Downloading comments from Sup Forums for the purposes of research fall under "fair use" by *at least* two separate lines of reasoning. to say nothing of the fact that proving copyright claim to a comment on Sup Forums would be (nearly*) impossible.

Why would you want to archive Sup Forums?

Out of all the boards Sup Forums makes the least sense to archive.

The most recent one that archived, fgts.jp just got shutdown by their provider because of failure to delete CP in time, of course the owner sustained other boards, but Sup Forums is the most prominent when it comes to CP posting

You'd need a team of moderators big enough and active 24/7 whose job would be to check every single post at a rate of like 20 posts every second.

There's nothing to stop anyone from archiving anything. Just don't make it publicly accessible, or privately accessible to anyone else for that matter.

Why not just autodelete everything deleted by mods and let them do the heavy work?

There has been a couple of archives doing exactly that but dropping it after just a few weeks.

> archive Sup Forums
Is this a joke? The board has been only porn dumping for over 5 years.
It is dead and buried, it will never yield anything interesting anymore, courtesy of normies. And even for them I don't get the appeal of the board, is it to feel like pseudo-outcasts or something? I would even delete it if it wasn't such a symbolic board, all the people there would probably quit Sup Forums forever never to come back, it's not even a containment board.

not the guy you asked, but since i know the researchers who were at MIT. the gist is that the mods aren't perfect and sometimes stuff just disappears for myriad reasons (the most benign of which being that the poster deleted their post, or the thread fell off the edge of page 15)

I assume it's just 12 year old boys who aren't smart enough to find /gif/.

There isn't anything *worth* archiving on Sup Forums.
If there ever is, it can be archived on a thread-by-thread basis.

and how do you determine what's worth archiving as the threads are passing by?

pretty much every sane approach to archiving threads depends on keeping track of all of them and then doing *something* to determine what to discard. waiting for cues to tell you to download a thread (being conservative rather than greedy) is the worst way to go for mining.

Mining? Pardon me but TOP KEK!

Give us an insight of what your fellow colleagues extracted from that library of Alexandria that Sup Forums is.

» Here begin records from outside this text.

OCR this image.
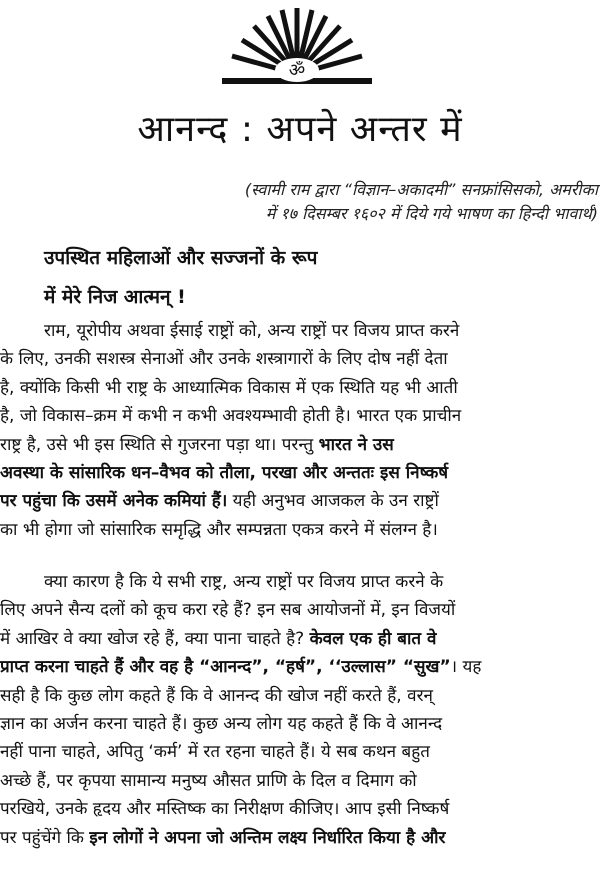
ॐ
आनन्द : अपने अन्तर में
(स्वामी राम द्वारा “विज्ञान–अकादमी” सनफ्रांसिसको, अमरीका
में १७ दिसम्बर १६०२ में दिये गये भाषण का हिन्दी भावार्थ)
उपस्थित महिलाओं और सज्जनों के रूप
में मेरे निज आत्मन् !
राम, यूरोपीय अथवा ईसाई राष्ट्रों को, अन्य राष्ट्रों पर विजय प्राप्त करने
के लिए, उनकी सशस्त्र सेनाओं और उनके शस्त्रागारों के लिए दोष नहीं देता
है, क्योंकि किसी भी राष्ट्र के आध्यात्मिक विकास में एक स्थिति यह भी आती
है, जो विकास–क्रम में कभी न कभी अवश्यम्भावी होती है। भारत एक प्राचीन
राष्ट्र है, उसे भी इस स्थिति से गुजरना पड़ा था। परन्तु भारत ने उस
अवस्था के सांसारिक धन–वैभव को तौला, परखा और अन्ततः इस निष्कर्ष
पर पहुंचा कि उसमें अनेक कमियां हैं। यही अनुभव आजकल के उन राष्ट्रों
का भी होगा जो सांसारिक समृद्धि और सम्पन्नता एकत्र करने में संलग्न है।
क्या कारण है कि ये सभी राष्ट्र, अन्य राष्ट्रों पर विजय प्राप्त करने के
लिए अपने सैन्य दलों को कूच करा रहे हैं? इन सब आयोजनों में, इन विजयों
में आखिर वे क्या खोज रहे हैं, क्या पाना चाहते है? केवल एक ही बात वे
प्राप्त करना चाहते हैं और वह है “आनन्द”, “हर्ष”, ‘‘उल्लास” “सुख”। यह
सही है कि कुछ लोग कहते हैं कि वे आनन्द की खोज नहीं करते हैं, वरन्
ज्ञान का अर्जन करना चाहते हैं। कुछ अन्य लोग यह कहते हैं कि वे आनन्द
नहीं पाना चाहते, अपितु ‘कर्म’ में रत रहना चाहते हैं। ये सब कथन बहुत
अच्छे हैं, पर कृपया सामान्य मनुष्य औसत प्राणि के दिल व दिमाग को
परखिये, उनके हृदय और मस्तिष्क का निरीक्षण कीजिए। आप इसी निष्कर्ष
पर पहुंचेंगे कि इन लोगों ने अपना जो अन्तिम लक्ष्य निर्धारित किया है और
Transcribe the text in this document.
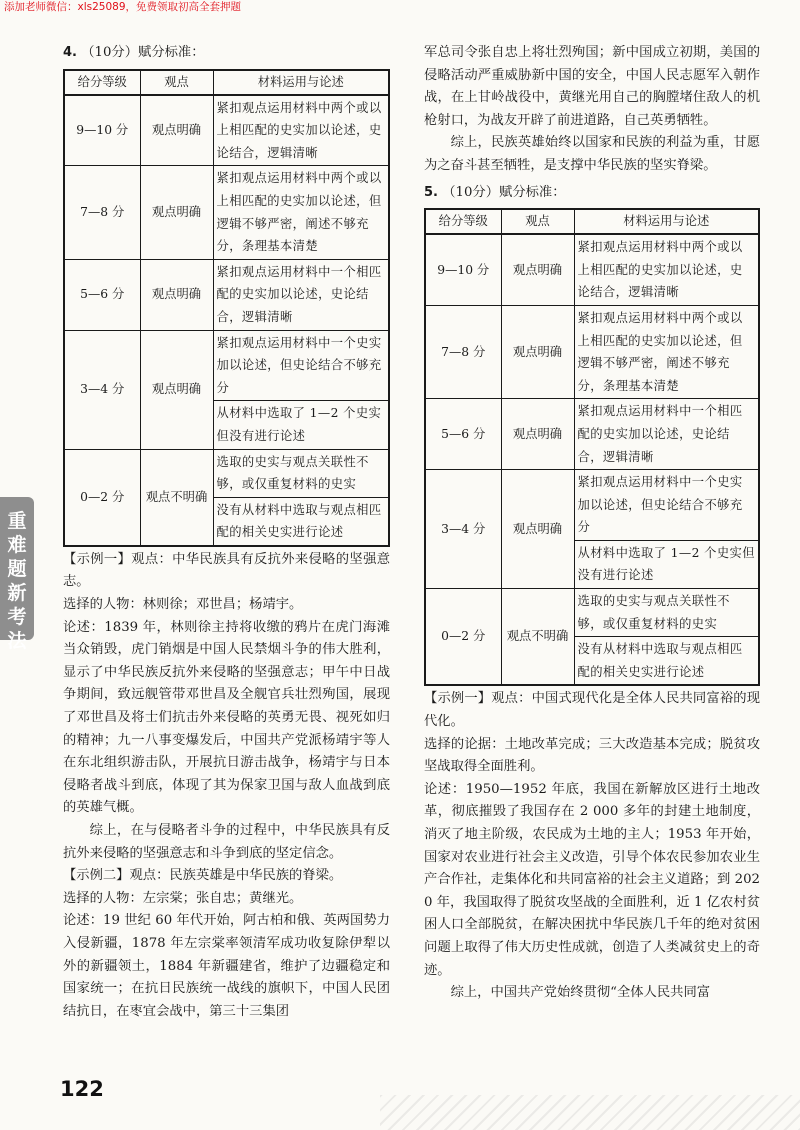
添加老师微信：xls25089，免费领取初高全套押题
重难题新考法
4. （10分）赋分标准：
给分等级	观点	材料运用与论述
9—10 分	观点明确	紧扣观点运用材料中两个或以上相匹配的史实加以论述，史论结合，逻辑清晰
7—8 分	观点明确	紧扣观点运用材料中两个或以上相匹配的史实加以论述，但逻辑不够严密，阐述不够充分，条理基本清楚
5—6 分	观点明确	紧扣观点运用材料中一个相匹配的史实加以论述，史论结合，逻辑清晰
3—4 分	观点明确	紧扣观点运用材料中一个史实加以论述，但史论结合不够充分
		从材料中选取了 1—2 个史实但没有进行论述
0—2 分	观点不明确	选取的史实与观点关联性不够，或仅重复材料的史实
		没有从材料中选取与观点相匹配的相关史实进行论述

【示例一】观点：中华民族具有反抗外来侵略的坚强意志。

选择的人物：林则徐；邓世昌；杨靖宇。

论述：1839 年，林则徐主持将收缴的鸦片在虎门海滩当众销毁，虎门销烟是中国人民禁烟斗争的伟大胜利，显示了中华民族反抗外来侵略的坚强意志；甲午中日战争期间，致远舰管带邓世昌及全舰官兵壮烈殉国，展现了邓世昌及将士们抗击外来侵略的英勇无畏、视死如归的精神；九一八事变爆发后，中国共产党派杨靖宇等人在东北组织游击队，开展抗日游击战争，杨靖宇与日本侵略者战斗到底，体现了其为保家卫国与敌人血战到底的英雄气概。

综上，在与侵略者斗争的过程中，中华民族具有反抗外来侵略的坚强意志和斗争到底的坚定信念。

【示例二】观点：民族英雄是中华民族的脊梁。

选择的人物：左宗棠；张自忠；黄继光。

论述：19 世纪 60 年代开始，阿古柏和俄、英两国势力入侵新疆，1878 年左宗棠率领清军成功收复除伊犁以外的新疆领土，1884 年新疆建省，维护了边疆稳定和国家统一；在抗日民族统一战线的旗帜下，中国人民团结抗日，在枣宜会战中，第三十三集团

军总司令张自忠上将壮烈殉国；新中国成立初期，美国的侵略活动严重威胁新中国的安全，中国人民志愿军入朝作战，在上甘岭战役中，黄继光用自己的胸膛堵住敌人的机枪射口，为战友开辟了前进道路，自己英勇牺牲。

综上，民族英雄始终以国家和民族的利益为重，甘愿为之奋斗甚至牺牲，是支撑中华民族的坚实脊梁。

5. （10分）赋分标准：
给分等级	观点	材料运用与论述
9—10 分	观点明确	紧扣观点运用材料中两个或以上相匹配的史实加以论述，史论结合，逻辑清晰
7—8 分	观点明确	紧扣观点运用材料中两个或以上相匹配的史实加以论述，但逻辑不够严密，阐述不够充分，条理基本清楚
5—6 分	观点明确	紧扣观点运用材料中一个相匹配的史实加以论述，史论结合，逻辑清晰
3—4 分	观点明确	紧扣观点运用材料中一个史实加以论述，但史论结合不够充分
		从材料中选取了 1—2 个史实但没有进行论述
0—2 分	观点不明确	选取的史实与观点关联性不够，或仅重复材料的史实
		没有从材料中选取与观点相匹配的相关史实进行论述

【示例一】观点：中国式现代化是全体人民共同富裕的现代化。

选择的论据：土地改革完成；三大改造基本完成；脱贫攻坚战取得全面胜利。

论述：1950—1952 年底，我国在新解放区进行土地改革，彻底摧毁了我国存在 2 000 多年的封建土地制度，消灭了地主阶级，农民成为土地的主人；1953 年开始，国家对农业进行社会主义改造，引导个体农民参加农业生产合作社，走集体化和共同富裕的社会主义道路；到 2020 年，我国取得了脱贫攻坚战的全面胜利，近 1 亿农村贫困人口全部脱贫，在解决困扰中华民族几千年的绝对贫困问题上取得了伟大历史性成就，创造了人类减贫史上的奇迹。

综上，中国共产党始终贯彻“全体人民共同富

122
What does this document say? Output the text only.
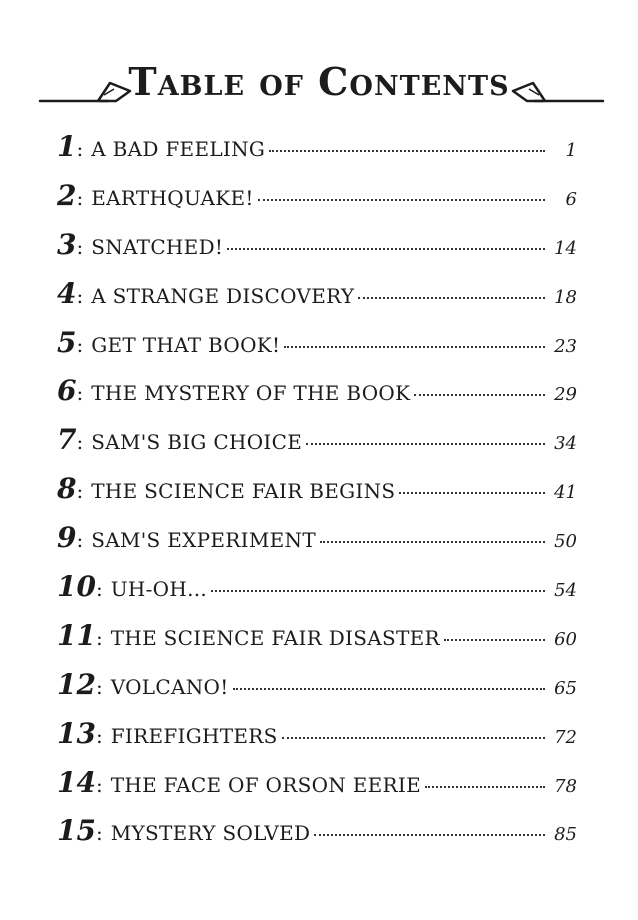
Table of Contents
1 : A BAD FEELING	1
2 : EARTHQUAKE!	6
3 : SNATCHED!	14
4 : A STRANGE DISCOVERY	18
5 : GET THAT BOOK!	23
6 : THE MYSTERY OF THE BOOK	29
7 : SAM'S BIG CHOICE	34
8 : THE SCIENCE FAIR BEGINS	41
9 : SAM'S EXPERIMENT	50
10 : UH-OH...	54
11 : THE SCIENCE FAIR DISASTER	60
12 : VOLCANO!	65
13 : FIREFIGHTERS	72
14 : THE FACE OF ORSON EERIE	78
15 : MYSTERY SOLVED	85
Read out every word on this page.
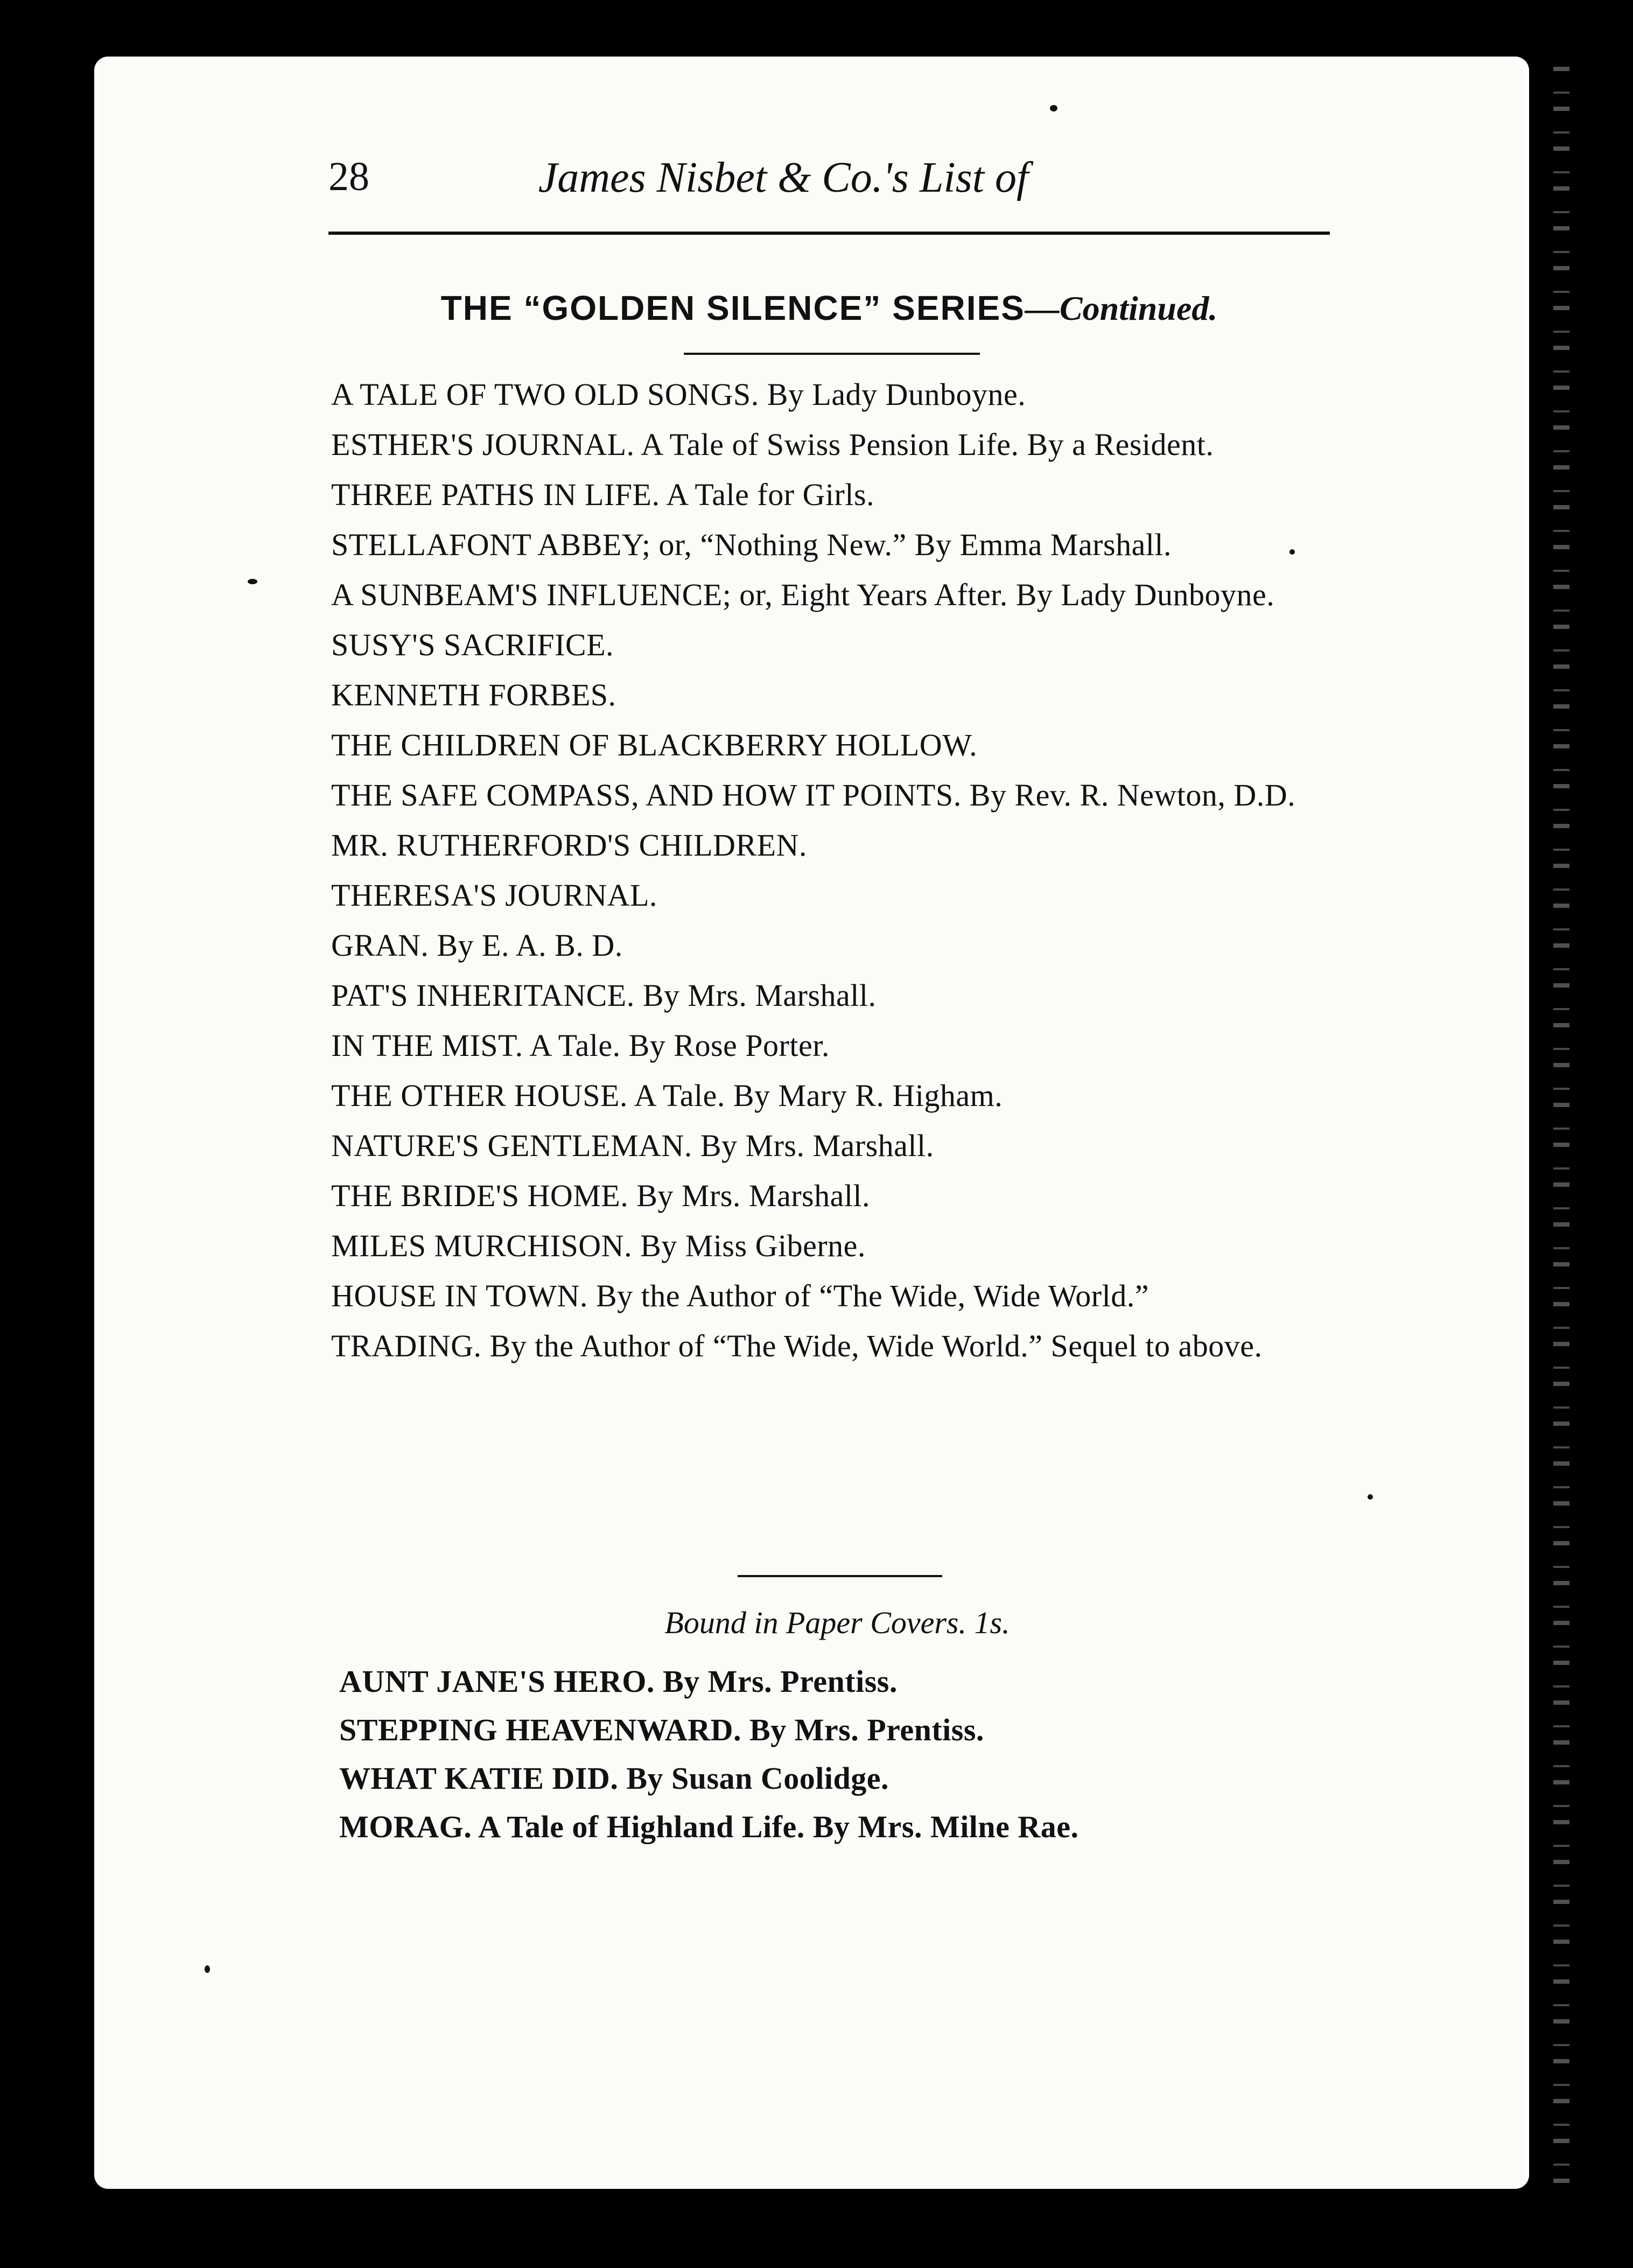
28	James Nisbet & Co.'s List of
THE “GOLDEN SILENCE” SERIES—Continued.
A TALE OF TWO OLD SONGS. By Lady Dunboyne.
ESTHER'S JOURNAL. A Tale of Swiss Pension Life. By a Resident.
THREE PATHS IN LIFE. A Tale for Girls.
STELLAFONT ABBEY; or, “Nothing New.” By Emma Marshall.
A SUNBEAM'S INFLUENCE; or, Eight Years After. By Lady Dunboyne.
SUSY'S SACRIFICE.
KENNETH FORBES.
THE CHILDREN OF BLACKBERRY HOLLOW.
THE SAFE COMPASS, AND HOW IT POINTS. By Rev. R. Newton, D.D.
MR. RUTHERFORD'S CHILDREN.
THERESA'S JOURNAL.
GRAN. By E. A. B. D.
PAT'S INHERITANCE. By Mrs. Marshall.
IN THE MIST. A Tale. By Rose Porter.
THE OTHER HOUSE. A Tale. By Mary R. Higham.
NATURE'S GENTLEMAN. By Mrs. Marshall.
THE BRIDE'S HOME. By Mrs. Marshall.
MILES MURCHISON. By Miss Giberne.
HOUSE IN TOWN. By the Author of “The Wide, Wide World.”
TRADING. By the Author of “The Wide, Wide World.” Sequel to above.
Bound in Paper Covers. 1s.
AUNT JANE'S HERO. By Mrs. Prentiss.
STEPPING HEAVENWARD. By Mrs. Prentiss.
WHAT KATIE DID. By Susan Coolidge.
MORAG. A Tale of Highland Life. By Mrs. Milne Rae.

That is if you know.

I'd agree with you for every board apart from Sup Forums.

Scraping Sup Forums in its entirety for the occasional good thread is like collecting all of the sewer waste to filter for money people accidentally flush down the toilet.
It's generally not worth it.

I liked the chanarchive approach to thread archival, particularly with regards to Sup Forums.
Users could suggest threads for archival, and they were then voted on their merits for a week or so after it 404'd.
At any point in time, the thread could be collected as a zip file for personal archives (say if the thread had value to you but not to the archive in general).
You ended up with an archive where most threads were suggested for archival, but because you could be backtraced if you suggested CP be archived, it was a lot less likely to be archived.

If someone (semi competent, the original had database issues) wanted to make a new version of chanarchive, I'd be all for it.

You could build up a dictionary of shitposting terms, and then analyse each comment for a probability of being a shitpost. If a thread reaches a certain ratio of shitposts/normposts, it gets canned.

>chanarchive
Those where the days.

You have multiple problems there.
First you need to define what shitposting really is with quantifiable data.
You would have a lot false positive/negatives with a ratio and dictionary method.
Even with pattern recognition, shitposting style evolve fast it wouldn't work.

Well, as shitposting evolves, you'd simply need to pick up common key words and phrases shitposting contains that aren't currently flagged as shitposting, and tag them as potential emerging shitposts.

As for what constitutes shitposting, on Sup Forums I don't think there really are false positives, just false negatives.

There is, it's called sheecky forums or something like that. Guy runs a clickbot that pulls posts from various boards, grabs twitter handles and lets it run. He fakes the traffic and makes money. Pretty good idea really.

> As for what constitutes shitposting, on Sup Forums I don't think there really are false positives, just false negatives.
Haha yes, thank you for the laugh.

Literally give me a week.
Working shit out with a cute loli voice actor, then it's time to activate it.